# DragonFly in Flight



## PushingTin (Feb 3, 2009)

I thought little birds in flight were quick.... catching a dragonfly in flight was quite a challenge.

Let me know what you think - thanks


----------



## Ockie (Feb 3, 2009)

beautiful shot!


----------



## EricD (Feb 3, 2009)

focus is spot on!! I know how difficult those critters can be to get locked in on


----------



## BoblyBill (Feb 3, 2009)

Nice capture! That has to be very hard to do... And you did it perfectly.


----------



## SpaceNut (Feb 3, 2009)

You handled the challenge well! Great capture.


----------



## Ls3D (Feb 3, 2009)

I actually cursed upon seeing your amazing capture! Awesome.  Did not expect the 300mm, but that explains the beautiful diffusion. Autofocus?

-Shea


----------



## Overread (Feb 3, 2009)

Beauty of a flying shot - and very impressive that you managed to get the focus all the way from the back to the front of a very long bug! 

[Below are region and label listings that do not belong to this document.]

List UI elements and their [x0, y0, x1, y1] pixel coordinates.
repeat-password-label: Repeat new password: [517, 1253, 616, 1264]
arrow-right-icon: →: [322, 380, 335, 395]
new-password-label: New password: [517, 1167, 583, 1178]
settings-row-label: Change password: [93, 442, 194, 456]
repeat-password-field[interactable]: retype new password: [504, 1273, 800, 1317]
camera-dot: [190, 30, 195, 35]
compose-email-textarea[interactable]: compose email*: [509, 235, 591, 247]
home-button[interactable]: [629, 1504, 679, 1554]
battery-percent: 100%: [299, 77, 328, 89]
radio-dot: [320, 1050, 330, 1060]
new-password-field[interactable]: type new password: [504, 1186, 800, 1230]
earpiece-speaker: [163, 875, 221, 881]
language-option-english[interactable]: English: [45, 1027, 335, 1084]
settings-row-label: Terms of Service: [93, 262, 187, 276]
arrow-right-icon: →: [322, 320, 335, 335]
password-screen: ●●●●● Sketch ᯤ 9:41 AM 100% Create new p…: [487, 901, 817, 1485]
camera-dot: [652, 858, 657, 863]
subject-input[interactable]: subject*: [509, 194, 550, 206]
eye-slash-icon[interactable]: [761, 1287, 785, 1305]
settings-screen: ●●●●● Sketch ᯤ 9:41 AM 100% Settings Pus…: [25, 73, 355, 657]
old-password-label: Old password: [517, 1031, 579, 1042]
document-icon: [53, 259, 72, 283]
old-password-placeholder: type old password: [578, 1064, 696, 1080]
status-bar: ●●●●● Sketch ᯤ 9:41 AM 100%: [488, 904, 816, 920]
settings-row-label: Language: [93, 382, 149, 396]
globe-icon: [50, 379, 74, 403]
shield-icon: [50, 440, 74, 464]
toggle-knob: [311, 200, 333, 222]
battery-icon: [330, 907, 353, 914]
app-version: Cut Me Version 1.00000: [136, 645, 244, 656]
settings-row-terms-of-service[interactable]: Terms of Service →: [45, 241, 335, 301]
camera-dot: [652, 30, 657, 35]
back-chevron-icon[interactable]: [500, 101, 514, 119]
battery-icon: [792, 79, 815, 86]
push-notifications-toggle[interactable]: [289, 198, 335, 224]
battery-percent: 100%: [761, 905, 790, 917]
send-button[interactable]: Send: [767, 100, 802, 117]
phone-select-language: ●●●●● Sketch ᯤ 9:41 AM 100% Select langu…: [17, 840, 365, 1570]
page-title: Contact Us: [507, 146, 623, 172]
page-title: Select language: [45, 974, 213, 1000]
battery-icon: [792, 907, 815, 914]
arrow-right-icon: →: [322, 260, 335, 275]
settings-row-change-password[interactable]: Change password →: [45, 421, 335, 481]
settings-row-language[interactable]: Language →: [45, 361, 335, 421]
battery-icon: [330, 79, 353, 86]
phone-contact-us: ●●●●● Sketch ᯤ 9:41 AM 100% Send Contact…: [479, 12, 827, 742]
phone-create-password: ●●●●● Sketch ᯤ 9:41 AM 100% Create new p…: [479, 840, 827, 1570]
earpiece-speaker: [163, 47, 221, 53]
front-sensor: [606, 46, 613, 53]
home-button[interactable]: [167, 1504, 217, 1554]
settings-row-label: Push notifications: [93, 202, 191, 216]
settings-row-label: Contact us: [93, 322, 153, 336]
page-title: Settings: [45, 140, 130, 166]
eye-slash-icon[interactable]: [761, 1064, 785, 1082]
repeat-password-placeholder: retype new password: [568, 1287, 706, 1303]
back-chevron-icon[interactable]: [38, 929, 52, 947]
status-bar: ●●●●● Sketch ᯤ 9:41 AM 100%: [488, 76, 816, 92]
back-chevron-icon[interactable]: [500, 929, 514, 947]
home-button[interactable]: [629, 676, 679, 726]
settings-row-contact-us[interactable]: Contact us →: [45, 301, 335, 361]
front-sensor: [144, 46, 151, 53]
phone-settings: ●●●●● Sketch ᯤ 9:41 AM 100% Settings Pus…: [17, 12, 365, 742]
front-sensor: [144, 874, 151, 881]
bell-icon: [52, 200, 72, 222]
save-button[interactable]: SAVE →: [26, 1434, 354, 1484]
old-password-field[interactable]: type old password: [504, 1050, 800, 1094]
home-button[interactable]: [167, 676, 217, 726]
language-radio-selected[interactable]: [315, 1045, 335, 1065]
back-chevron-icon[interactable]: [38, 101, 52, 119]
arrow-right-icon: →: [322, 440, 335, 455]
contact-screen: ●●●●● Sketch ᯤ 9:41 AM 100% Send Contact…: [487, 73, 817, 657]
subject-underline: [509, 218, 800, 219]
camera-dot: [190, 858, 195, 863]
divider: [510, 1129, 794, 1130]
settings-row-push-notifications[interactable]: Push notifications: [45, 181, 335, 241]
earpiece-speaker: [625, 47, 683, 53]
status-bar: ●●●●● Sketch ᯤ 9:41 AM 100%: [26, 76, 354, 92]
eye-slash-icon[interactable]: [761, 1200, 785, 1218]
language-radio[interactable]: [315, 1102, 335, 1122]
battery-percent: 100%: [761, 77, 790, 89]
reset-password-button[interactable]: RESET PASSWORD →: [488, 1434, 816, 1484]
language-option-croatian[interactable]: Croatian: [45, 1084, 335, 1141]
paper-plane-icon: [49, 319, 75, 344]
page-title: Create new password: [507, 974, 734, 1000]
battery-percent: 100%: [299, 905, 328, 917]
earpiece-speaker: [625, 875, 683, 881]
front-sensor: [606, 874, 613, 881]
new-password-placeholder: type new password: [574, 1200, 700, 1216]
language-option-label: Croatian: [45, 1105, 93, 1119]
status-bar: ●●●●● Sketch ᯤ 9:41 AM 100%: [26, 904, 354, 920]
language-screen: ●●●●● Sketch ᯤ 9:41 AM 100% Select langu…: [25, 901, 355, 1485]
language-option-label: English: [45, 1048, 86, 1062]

Ls3D its surprising but many flying insect shots are not taken with macro lenses - instead many people use longer focal length lenses for their improved auto focus speed and longer ranges (since insects can get away from you quick). Also extension tubes are often used to reduce the minimum focusing distances of the longer lenses so one can get closer and get a bigger bug in the shot - though you do lose your ability to focus on further off targets.


----------



## PushingTin (Feb 3, 2009)

Thank you all for the great comments 

Yes it was autofocus on the 300mm F4 lens.


----------



## Montana (Feb 4, 2009)

Most excellent capture!


----------



## hardcorp (Feb 4, 2009)

That is incredible!


----------



## jaharris1001 (Feb 4, 2009)

excellent capture !! The light is really nice and a beautifull bokeh as well, very sharp and nice detail, catching a dragon in flight certainly IS a challenge , Ive been photographing them for years and dont have one as good as this one in flight, well done indeed !!


----------



## PushingTin (Feb 6, 2009)

Thank you all so much for the wonderful comments


----------



## TwoRails (Feb 6, 2009)

One word: sweet!!!


----------



## Miss Sony (Feb 6, 2009)

Amazing shot!  Reminds me of my younger days, spending hours after school trying to catch dragonflies


----------



## Robstar1619 (Feb 9, 2009)

Awsome in flight capture.


----------



## sabbath999 (Feb 9, 2009)

Nice shot.

My only quip: the critter is actually a damselfly, not a dragonfly


----------



## poppy67 (Feb 9, 2009)

I'm green with envy what a superb capture!


----------



## PushingTin (Feb 10, 2009)

Thanks for all the comments  damselfly? never even heard of that before - i will do some more google research, thx for the info


----------



## The Empress (Feb 10, 2009)

WOW great job on capturing the little fella lol perfect shot


----------



## doenoe (Feb 10, 2009)

oh, nice one :thumbup:
sabbath: you sure this is a damselfly? Here in Holland the one in the picture would be a dragonfly. Damsels are thinner and have the eyes on the sides of the head and do not touch eachother on top of the head.


----------



## 92sir (Feb 10, 2009)

wow thats an amazing capture excellent job!!


----------



## TwoRails (Feb 10, 2009)

It's hard to tell but it looks like a dragonfly to me.  The easiest way to tell is that damselfly's wings will tuck back when not flying; a dragonfly's wings will stay straight out.  To tell when flying is rough as you have to look at the eyes.  A damselfly's eyes are separate, like so:

File:Sydney flatwing02.jpg - Wikipedia, the free encyclopedia

But a dragonfly's eyes kinda meld with the rest of the head, like so:

File:Tau Emerald inflight edit.jpg - Wikipedia, the free encyclopedia

In the shot above, the eyes look like a dragonfly's eyes to me.... but it's hard to tell at that angle.


----------